Des politiques à la petite semaine

Mais l’instant de grâce aura fait long feu contre les arguments massue des ténors de l’économie libérale et de la croissance. Et si face aux menaces et aux vulnérabilités bien définies de notre système alimentaire, les pouvoirs publics, qu’ils soient français, européens ou internationaux, mettent en place des gouvernances transversales pour porter la responsabilité de la souveraineté alimentaire, les mesures adoptées semblent insuffisantes devant l’ampleur des risques encourus. De l’adaptation, de la bonne volonté, mais aucune remise en cause des modèles destructeurs. Pire, il s’agit de déshabiller Jacques pour habiller Paul.

Ainsi, l’an passé, la ré-autorisation temporaire des néonicotinoïdes pour protéger les semences de betterave aurait apporté « une forme de pragmatisme politique pour une transition vers une agriculture plus durable, sans affaiblir les filières », selon Julien Denormandie, l’ancien ministre de l’Agriculture. « Autoriser les néonicotinoïdes, c’est une question de souveraineté, martèle-t-il. Sans ce choix, le risque est de tuer une filière pour finir par importer du sucre de pays étrangers aux normes environnementales bien moins-disantes que les nôtres. »
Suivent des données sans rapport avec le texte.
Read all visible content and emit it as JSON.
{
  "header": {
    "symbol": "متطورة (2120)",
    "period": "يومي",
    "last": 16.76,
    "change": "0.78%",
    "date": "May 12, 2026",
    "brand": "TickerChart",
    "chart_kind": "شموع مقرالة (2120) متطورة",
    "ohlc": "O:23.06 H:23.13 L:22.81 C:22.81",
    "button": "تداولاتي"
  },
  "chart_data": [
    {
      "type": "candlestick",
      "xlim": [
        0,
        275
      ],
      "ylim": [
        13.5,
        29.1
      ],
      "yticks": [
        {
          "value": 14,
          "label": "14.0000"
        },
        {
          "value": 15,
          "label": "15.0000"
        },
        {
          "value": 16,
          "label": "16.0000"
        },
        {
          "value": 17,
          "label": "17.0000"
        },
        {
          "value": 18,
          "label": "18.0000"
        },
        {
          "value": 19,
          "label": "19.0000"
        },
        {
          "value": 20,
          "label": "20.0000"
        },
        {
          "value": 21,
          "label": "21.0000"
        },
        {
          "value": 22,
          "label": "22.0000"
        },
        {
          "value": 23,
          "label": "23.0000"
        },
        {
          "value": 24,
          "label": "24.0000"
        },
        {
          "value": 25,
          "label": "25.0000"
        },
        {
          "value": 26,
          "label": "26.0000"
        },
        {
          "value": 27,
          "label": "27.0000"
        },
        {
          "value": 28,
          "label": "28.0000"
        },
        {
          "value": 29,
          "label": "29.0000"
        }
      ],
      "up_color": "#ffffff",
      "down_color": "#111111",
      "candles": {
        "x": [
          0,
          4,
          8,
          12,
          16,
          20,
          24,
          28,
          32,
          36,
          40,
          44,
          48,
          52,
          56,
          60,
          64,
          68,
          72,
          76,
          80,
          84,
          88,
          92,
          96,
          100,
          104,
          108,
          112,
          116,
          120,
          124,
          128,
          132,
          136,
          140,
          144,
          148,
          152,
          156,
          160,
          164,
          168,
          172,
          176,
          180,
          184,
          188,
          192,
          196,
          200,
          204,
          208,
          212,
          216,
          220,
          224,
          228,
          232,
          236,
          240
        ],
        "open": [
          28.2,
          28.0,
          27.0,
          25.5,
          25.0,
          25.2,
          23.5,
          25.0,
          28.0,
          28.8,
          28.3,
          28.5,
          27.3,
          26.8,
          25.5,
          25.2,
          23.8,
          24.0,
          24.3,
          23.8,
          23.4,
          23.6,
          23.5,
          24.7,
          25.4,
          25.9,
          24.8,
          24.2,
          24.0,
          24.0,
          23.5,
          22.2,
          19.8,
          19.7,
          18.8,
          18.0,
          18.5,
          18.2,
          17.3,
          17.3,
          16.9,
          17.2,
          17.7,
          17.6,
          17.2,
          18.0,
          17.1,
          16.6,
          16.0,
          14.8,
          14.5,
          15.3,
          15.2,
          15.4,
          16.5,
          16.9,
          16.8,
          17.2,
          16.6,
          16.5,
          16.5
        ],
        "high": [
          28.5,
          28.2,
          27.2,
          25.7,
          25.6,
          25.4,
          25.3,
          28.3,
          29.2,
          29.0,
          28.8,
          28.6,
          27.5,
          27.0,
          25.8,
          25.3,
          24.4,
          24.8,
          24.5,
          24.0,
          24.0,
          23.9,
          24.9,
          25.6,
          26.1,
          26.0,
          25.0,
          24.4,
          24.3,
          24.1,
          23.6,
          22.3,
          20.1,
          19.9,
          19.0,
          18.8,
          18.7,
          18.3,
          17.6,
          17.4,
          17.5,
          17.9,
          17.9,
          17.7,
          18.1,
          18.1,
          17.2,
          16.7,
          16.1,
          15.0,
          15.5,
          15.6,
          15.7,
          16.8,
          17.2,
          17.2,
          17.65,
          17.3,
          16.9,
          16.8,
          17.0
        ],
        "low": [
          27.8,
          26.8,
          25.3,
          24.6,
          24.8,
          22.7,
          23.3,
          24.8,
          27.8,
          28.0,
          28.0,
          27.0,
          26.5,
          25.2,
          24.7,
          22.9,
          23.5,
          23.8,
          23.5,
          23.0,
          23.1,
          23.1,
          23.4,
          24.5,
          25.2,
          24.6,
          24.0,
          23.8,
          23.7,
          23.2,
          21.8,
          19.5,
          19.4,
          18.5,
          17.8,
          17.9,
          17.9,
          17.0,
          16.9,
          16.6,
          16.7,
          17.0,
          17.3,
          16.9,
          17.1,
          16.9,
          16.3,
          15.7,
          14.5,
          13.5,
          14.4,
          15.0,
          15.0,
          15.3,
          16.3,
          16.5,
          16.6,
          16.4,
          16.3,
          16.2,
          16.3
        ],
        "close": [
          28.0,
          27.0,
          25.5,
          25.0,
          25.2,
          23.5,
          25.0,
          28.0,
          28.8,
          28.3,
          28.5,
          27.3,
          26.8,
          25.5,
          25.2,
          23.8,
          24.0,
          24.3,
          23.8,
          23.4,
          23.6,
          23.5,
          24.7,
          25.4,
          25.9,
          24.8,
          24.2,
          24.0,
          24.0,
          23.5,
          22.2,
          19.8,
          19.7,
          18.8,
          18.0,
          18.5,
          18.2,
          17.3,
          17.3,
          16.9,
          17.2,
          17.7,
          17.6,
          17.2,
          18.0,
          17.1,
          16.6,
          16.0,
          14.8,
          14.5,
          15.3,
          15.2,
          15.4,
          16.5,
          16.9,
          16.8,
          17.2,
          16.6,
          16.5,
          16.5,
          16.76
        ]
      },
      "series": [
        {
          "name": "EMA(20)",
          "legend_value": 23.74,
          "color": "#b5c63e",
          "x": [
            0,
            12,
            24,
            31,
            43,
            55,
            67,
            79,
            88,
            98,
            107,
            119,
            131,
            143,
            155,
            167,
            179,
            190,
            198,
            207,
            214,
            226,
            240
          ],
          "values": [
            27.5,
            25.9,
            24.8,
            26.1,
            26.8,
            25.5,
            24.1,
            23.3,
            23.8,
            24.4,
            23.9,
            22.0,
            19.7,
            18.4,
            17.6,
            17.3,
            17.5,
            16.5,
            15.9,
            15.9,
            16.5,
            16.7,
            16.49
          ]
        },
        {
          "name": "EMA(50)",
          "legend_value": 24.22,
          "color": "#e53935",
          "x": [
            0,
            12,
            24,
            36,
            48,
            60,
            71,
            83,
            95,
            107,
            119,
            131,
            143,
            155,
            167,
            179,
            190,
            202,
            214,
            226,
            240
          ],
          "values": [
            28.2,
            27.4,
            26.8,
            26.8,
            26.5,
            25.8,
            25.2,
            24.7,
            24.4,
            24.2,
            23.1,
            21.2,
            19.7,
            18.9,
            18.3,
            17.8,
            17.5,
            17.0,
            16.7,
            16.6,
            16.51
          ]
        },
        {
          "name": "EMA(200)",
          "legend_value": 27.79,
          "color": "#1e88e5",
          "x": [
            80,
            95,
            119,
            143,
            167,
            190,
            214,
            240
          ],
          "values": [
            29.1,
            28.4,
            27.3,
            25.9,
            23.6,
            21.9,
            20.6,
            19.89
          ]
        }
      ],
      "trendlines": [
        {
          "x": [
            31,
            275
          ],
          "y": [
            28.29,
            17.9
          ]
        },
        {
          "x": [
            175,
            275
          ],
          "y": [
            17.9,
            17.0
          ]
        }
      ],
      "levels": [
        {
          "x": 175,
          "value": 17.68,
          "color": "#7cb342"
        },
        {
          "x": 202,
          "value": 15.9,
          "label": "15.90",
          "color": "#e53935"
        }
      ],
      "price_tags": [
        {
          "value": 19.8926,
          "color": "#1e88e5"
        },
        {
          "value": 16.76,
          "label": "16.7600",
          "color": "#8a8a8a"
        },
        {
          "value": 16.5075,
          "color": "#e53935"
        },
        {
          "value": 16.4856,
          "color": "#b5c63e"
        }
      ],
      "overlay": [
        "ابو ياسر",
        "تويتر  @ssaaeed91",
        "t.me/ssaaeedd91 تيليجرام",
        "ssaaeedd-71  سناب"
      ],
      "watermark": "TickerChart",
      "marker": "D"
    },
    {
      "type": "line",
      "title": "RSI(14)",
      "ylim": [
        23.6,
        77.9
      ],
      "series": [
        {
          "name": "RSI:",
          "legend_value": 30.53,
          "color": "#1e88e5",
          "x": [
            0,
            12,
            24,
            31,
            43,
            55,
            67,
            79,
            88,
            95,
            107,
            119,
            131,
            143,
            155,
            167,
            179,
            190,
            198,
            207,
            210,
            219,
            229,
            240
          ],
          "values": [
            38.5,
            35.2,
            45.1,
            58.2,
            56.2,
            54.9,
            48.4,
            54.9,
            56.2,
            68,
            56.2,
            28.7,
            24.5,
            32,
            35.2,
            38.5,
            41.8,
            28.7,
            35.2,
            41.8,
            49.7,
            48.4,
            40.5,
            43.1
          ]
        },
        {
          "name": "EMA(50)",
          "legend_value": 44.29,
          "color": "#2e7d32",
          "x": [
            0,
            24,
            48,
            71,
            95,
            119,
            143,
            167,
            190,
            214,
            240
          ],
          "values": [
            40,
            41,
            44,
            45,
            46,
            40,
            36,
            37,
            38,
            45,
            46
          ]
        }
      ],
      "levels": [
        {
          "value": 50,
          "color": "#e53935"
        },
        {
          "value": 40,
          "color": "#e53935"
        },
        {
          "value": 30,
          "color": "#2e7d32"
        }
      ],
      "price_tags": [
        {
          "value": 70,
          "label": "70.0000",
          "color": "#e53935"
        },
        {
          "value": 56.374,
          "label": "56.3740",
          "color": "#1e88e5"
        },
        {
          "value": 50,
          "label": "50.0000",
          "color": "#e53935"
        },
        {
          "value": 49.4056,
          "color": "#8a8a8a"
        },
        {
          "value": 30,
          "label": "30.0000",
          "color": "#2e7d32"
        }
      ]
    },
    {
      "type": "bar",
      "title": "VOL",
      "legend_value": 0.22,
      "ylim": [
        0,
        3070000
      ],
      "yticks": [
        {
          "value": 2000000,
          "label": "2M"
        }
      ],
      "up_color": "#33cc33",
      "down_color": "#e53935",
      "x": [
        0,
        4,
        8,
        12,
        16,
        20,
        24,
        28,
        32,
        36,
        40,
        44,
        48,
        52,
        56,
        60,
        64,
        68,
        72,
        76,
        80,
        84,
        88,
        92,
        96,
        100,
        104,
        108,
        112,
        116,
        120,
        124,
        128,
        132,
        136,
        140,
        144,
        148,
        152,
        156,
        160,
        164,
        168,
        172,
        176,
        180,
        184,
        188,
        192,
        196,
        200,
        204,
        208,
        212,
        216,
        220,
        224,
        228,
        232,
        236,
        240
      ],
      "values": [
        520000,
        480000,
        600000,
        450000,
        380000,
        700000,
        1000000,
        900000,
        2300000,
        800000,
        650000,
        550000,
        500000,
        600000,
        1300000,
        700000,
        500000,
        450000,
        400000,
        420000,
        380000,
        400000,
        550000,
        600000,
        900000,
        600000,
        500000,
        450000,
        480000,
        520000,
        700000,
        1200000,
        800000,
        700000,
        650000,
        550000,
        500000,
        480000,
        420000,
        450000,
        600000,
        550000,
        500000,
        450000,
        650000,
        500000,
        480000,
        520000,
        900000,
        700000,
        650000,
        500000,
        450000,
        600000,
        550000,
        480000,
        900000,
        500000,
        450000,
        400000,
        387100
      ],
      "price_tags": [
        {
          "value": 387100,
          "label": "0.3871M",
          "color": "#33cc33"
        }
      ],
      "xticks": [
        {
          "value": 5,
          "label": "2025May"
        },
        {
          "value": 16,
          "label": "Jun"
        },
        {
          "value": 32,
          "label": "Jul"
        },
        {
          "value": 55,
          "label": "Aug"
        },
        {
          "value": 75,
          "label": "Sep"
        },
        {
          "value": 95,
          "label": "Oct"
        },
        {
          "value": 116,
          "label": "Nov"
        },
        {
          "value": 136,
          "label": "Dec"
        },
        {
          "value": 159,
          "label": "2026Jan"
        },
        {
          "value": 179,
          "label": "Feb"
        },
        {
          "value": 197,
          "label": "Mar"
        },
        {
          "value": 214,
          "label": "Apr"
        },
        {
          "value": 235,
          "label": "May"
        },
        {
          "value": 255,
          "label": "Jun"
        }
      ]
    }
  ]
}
Autre exemple, plus récent, dès le début de la guerre en Ukraine : la FNSEA, le ministre de l’agriculture et la candidate LR à la présidentielle Valérie Pécresse ont appelé d’une même voix à la « libération du potentiel agricole » de l’Union européenne et de la France pour « nourrir le monde ». Pour cela, il fallait lever toute contrainte environnementale et autoriser par exemple la mise en culture des jachères avec utilisation des pesticides sur ces surfaces – chose qu’ils obtiendront en l’espace de quelques jours seulement. Emmanuel Macron parle également de revoir la stratégie européenne « De la ferme à l’assiette » qui impose une réduction des engrais et des pesticides de synthèse respectivement de 20 et 50% d’ici 2030. A l’aune de ce « produire plus » mais pas « mieux », les fervents défenseurs de la souveraineté alimentaire, telle qu’elle a été définie à ses débuts, ne sont pas au bout de leur peine…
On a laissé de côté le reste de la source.